LEROY Louis, « L'Exposition des impressionnistes », LE CHARIVARI, 25 avril 1874, 5ème colonne, p. 3.
Toutefois, ce terme s'applique principalement à Monet et à ses œuvres mais il ne peut s'appliquer à tous les peintres notamment Degas qui ne peint ni rapidement, ni en extérieur. Tardivement, plusieurs critiques tels que Jules Clarétie évoquent ce malentendu naissant.
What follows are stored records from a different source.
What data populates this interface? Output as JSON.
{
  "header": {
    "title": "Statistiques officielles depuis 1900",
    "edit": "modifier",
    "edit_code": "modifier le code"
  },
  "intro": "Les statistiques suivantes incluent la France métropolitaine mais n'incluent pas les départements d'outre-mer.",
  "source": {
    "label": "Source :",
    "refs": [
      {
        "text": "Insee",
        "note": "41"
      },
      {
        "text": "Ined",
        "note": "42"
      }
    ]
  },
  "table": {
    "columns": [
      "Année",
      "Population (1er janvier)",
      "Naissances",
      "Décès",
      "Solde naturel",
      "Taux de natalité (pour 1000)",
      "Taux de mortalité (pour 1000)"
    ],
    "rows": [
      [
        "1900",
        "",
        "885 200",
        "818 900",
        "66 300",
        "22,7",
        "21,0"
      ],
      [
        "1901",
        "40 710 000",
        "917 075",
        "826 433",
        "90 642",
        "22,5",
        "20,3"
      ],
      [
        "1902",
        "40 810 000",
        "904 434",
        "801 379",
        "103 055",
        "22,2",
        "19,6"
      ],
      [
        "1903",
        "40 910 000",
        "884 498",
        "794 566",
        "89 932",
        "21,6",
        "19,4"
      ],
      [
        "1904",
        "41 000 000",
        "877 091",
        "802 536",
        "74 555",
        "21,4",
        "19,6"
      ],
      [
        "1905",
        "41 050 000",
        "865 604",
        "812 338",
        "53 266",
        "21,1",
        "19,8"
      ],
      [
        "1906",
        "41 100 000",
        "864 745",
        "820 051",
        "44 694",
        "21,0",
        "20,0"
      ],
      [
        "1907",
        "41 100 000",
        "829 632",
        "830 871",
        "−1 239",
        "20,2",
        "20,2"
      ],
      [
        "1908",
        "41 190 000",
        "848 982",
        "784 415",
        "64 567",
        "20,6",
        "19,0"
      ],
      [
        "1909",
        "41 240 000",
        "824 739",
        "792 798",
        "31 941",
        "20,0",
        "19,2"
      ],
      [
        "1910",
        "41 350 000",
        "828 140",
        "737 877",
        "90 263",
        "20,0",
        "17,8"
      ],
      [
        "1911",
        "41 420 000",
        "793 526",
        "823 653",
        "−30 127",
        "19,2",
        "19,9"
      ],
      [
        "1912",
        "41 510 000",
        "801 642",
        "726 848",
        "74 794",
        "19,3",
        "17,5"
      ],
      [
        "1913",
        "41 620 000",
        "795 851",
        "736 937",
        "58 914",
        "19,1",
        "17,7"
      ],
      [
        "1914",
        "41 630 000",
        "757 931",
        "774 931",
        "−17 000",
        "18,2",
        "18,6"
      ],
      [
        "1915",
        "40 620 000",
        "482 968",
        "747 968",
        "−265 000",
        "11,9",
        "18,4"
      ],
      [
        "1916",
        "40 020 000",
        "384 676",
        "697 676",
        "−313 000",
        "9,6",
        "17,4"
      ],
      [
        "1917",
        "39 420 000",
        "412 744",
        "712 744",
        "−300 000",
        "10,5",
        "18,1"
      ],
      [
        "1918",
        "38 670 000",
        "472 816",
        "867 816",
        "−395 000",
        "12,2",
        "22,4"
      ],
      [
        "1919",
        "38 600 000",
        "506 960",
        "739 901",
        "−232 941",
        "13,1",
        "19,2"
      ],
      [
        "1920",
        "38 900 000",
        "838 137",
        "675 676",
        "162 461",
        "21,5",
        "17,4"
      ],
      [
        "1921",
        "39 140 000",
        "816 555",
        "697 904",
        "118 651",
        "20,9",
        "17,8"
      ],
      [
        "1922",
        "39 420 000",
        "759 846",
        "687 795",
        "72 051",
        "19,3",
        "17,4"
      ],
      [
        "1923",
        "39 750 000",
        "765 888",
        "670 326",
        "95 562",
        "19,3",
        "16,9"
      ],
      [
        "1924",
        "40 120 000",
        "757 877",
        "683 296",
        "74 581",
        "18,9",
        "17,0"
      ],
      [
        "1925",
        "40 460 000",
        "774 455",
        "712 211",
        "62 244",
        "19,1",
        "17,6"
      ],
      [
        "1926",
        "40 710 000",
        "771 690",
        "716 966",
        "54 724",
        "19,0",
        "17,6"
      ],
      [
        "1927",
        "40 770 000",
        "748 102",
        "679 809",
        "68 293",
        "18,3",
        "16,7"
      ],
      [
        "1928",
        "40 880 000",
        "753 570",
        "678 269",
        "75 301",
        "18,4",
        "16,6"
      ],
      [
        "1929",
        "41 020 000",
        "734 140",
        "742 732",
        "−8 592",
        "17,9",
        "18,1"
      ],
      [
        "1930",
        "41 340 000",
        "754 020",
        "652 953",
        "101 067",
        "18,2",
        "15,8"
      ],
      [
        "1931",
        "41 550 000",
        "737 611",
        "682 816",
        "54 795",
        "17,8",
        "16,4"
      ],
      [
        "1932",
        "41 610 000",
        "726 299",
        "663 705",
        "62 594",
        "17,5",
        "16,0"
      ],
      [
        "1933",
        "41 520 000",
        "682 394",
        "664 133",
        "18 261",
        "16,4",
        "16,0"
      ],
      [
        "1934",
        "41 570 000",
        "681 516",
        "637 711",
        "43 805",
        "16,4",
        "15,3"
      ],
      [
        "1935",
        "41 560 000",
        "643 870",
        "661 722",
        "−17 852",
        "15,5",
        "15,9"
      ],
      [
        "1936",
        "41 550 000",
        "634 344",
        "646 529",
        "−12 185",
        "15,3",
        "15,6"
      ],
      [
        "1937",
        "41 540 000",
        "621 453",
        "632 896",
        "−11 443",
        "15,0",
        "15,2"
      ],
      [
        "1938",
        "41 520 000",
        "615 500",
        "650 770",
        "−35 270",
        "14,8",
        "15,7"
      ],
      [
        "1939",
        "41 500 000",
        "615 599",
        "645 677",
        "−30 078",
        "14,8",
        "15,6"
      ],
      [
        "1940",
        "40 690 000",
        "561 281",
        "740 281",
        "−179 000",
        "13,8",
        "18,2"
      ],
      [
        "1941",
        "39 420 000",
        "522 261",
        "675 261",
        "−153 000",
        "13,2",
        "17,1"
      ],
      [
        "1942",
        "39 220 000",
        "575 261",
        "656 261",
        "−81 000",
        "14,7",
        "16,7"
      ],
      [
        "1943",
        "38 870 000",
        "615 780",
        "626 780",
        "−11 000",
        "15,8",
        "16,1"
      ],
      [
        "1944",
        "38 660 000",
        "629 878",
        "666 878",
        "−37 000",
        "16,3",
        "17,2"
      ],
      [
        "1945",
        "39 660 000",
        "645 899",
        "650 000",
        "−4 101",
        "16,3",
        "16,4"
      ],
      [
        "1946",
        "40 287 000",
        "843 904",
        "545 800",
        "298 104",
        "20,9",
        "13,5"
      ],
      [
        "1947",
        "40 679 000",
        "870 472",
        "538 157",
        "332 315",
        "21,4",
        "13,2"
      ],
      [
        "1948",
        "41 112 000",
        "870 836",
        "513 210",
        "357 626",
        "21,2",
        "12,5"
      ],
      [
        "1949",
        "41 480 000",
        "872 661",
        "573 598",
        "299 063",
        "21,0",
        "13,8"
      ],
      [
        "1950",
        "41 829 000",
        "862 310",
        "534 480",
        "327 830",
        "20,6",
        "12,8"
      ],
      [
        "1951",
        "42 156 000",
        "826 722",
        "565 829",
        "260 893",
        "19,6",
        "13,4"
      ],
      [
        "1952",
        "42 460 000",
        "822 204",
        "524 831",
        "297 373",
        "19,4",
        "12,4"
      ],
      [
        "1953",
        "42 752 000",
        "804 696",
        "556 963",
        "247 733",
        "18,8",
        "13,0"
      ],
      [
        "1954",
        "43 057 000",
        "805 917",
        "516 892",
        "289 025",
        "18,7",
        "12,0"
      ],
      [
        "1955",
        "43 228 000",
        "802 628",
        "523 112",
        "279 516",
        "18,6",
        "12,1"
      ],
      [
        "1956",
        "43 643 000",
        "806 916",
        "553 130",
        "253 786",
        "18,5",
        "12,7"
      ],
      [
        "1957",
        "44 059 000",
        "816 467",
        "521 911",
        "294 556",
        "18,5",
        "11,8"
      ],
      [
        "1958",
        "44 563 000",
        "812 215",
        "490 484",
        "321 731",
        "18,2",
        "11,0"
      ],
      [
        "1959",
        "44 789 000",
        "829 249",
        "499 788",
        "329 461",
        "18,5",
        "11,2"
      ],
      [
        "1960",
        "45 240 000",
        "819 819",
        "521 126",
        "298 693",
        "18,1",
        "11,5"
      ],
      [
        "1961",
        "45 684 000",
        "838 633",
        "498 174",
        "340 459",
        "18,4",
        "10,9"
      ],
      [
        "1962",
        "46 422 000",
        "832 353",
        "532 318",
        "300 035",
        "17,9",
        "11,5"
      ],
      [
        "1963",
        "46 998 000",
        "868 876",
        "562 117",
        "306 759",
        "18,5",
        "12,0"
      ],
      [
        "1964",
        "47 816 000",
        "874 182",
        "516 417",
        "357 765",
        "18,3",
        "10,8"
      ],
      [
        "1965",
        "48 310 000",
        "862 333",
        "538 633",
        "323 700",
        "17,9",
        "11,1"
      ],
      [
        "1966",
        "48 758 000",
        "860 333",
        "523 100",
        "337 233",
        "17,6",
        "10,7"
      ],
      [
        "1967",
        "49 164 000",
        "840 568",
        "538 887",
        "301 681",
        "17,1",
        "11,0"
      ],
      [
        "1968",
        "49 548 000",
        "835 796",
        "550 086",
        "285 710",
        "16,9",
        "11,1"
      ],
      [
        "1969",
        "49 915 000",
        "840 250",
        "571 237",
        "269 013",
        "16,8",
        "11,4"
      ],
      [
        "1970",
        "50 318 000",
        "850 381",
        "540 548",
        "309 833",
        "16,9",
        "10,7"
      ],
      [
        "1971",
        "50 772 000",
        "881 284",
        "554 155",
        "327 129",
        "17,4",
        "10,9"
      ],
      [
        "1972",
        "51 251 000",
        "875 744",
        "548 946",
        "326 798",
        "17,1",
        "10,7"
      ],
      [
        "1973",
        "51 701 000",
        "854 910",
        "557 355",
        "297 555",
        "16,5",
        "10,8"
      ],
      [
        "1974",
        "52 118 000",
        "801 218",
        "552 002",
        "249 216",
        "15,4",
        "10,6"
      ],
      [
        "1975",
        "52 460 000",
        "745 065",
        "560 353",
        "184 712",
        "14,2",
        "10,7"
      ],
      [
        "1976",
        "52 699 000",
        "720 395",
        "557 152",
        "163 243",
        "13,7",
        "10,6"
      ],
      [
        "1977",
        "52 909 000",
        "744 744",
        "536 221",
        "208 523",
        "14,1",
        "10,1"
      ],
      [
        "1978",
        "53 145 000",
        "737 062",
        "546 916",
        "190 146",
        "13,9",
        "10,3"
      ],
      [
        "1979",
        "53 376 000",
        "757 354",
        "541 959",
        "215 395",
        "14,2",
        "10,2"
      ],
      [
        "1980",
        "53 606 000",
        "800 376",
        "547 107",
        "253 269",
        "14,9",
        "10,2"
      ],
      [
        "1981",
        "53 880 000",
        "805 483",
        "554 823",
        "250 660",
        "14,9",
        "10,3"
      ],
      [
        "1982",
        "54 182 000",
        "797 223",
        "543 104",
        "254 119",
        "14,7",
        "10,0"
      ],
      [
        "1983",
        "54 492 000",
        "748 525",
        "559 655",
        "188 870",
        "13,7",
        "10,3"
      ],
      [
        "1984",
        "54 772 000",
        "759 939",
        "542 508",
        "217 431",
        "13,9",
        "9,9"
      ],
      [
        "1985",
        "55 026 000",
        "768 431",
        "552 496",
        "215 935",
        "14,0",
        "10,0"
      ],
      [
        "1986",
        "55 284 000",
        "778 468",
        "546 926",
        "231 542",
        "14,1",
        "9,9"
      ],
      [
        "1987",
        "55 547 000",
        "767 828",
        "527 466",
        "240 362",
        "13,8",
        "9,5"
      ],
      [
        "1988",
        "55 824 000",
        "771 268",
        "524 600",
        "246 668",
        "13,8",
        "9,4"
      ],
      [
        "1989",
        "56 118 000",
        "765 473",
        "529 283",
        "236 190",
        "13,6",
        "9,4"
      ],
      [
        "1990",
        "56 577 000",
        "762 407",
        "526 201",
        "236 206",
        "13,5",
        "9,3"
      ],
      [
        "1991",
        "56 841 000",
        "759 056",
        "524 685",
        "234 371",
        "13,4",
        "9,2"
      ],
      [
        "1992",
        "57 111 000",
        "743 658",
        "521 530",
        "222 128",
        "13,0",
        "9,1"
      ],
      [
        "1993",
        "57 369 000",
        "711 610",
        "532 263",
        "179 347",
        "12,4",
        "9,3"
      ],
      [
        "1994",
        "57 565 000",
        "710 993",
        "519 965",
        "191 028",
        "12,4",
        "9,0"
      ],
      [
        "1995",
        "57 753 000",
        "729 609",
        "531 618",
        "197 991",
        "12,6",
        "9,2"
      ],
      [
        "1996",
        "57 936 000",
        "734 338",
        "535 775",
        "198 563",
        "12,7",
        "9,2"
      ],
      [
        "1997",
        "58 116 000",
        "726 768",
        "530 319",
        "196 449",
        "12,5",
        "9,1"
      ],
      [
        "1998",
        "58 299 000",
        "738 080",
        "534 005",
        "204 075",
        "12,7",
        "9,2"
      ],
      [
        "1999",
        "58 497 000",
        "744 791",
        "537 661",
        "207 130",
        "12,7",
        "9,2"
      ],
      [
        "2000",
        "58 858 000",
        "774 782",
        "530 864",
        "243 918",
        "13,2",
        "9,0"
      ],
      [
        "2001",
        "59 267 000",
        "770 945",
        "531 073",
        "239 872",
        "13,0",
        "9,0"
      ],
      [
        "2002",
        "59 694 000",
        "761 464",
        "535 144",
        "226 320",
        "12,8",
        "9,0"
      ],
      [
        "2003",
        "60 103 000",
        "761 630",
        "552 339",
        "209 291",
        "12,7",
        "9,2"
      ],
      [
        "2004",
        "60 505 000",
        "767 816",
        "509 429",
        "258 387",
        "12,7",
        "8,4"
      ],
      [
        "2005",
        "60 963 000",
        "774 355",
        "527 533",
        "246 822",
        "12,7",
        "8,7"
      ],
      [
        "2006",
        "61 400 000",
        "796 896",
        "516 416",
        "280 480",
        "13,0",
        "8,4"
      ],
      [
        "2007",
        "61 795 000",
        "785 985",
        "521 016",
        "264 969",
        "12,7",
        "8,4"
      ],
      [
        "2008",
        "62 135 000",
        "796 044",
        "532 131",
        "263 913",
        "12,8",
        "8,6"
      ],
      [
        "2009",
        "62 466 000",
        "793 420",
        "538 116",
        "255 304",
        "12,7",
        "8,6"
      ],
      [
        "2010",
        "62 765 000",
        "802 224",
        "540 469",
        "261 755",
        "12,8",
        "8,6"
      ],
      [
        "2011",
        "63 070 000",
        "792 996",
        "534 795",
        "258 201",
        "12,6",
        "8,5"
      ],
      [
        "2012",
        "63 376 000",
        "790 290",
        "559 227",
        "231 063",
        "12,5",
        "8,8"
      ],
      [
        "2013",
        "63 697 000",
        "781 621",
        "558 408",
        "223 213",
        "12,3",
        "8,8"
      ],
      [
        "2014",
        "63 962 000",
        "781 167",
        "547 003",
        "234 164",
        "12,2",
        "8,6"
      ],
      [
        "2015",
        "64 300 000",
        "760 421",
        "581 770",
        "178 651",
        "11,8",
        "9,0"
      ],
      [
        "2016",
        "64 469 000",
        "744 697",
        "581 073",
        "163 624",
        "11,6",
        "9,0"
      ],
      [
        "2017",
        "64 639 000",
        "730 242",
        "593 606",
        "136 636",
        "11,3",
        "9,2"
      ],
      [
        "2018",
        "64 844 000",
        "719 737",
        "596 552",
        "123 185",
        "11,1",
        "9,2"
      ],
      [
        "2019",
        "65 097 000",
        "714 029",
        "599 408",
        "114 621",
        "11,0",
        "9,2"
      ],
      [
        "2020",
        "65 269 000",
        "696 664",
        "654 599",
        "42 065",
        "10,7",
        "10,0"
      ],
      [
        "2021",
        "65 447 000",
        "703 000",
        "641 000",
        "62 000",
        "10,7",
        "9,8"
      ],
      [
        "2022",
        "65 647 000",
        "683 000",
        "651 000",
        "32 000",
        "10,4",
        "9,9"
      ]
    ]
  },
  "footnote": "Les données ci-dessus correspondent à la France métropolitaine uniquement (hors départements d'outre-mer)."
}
Cette Première exposition a finalement obtenu un succès d’estime mais elle est décevante d’un point de vue commercial. En effet, le public n’est pas venu en masse puisqu'il y a eu seulement 3500 visiteurs en quatre semaines (400 000 personnes visitent le Salon la même année). Ainsi, lors d’une assemblée générale du 17 décembre 1874, chaque membre se voit obligé de payer 184 francs pour payer les dettes et les membres décident de liquider la société. Les prochaines expositions, que l'on nomme alors impressionnistes, seront organisées selon d’autres système
Caricature de l'exposition de 1874 par CHAM, Le Charivari
"Révolution dans la peinture ! Et un début terrorisant."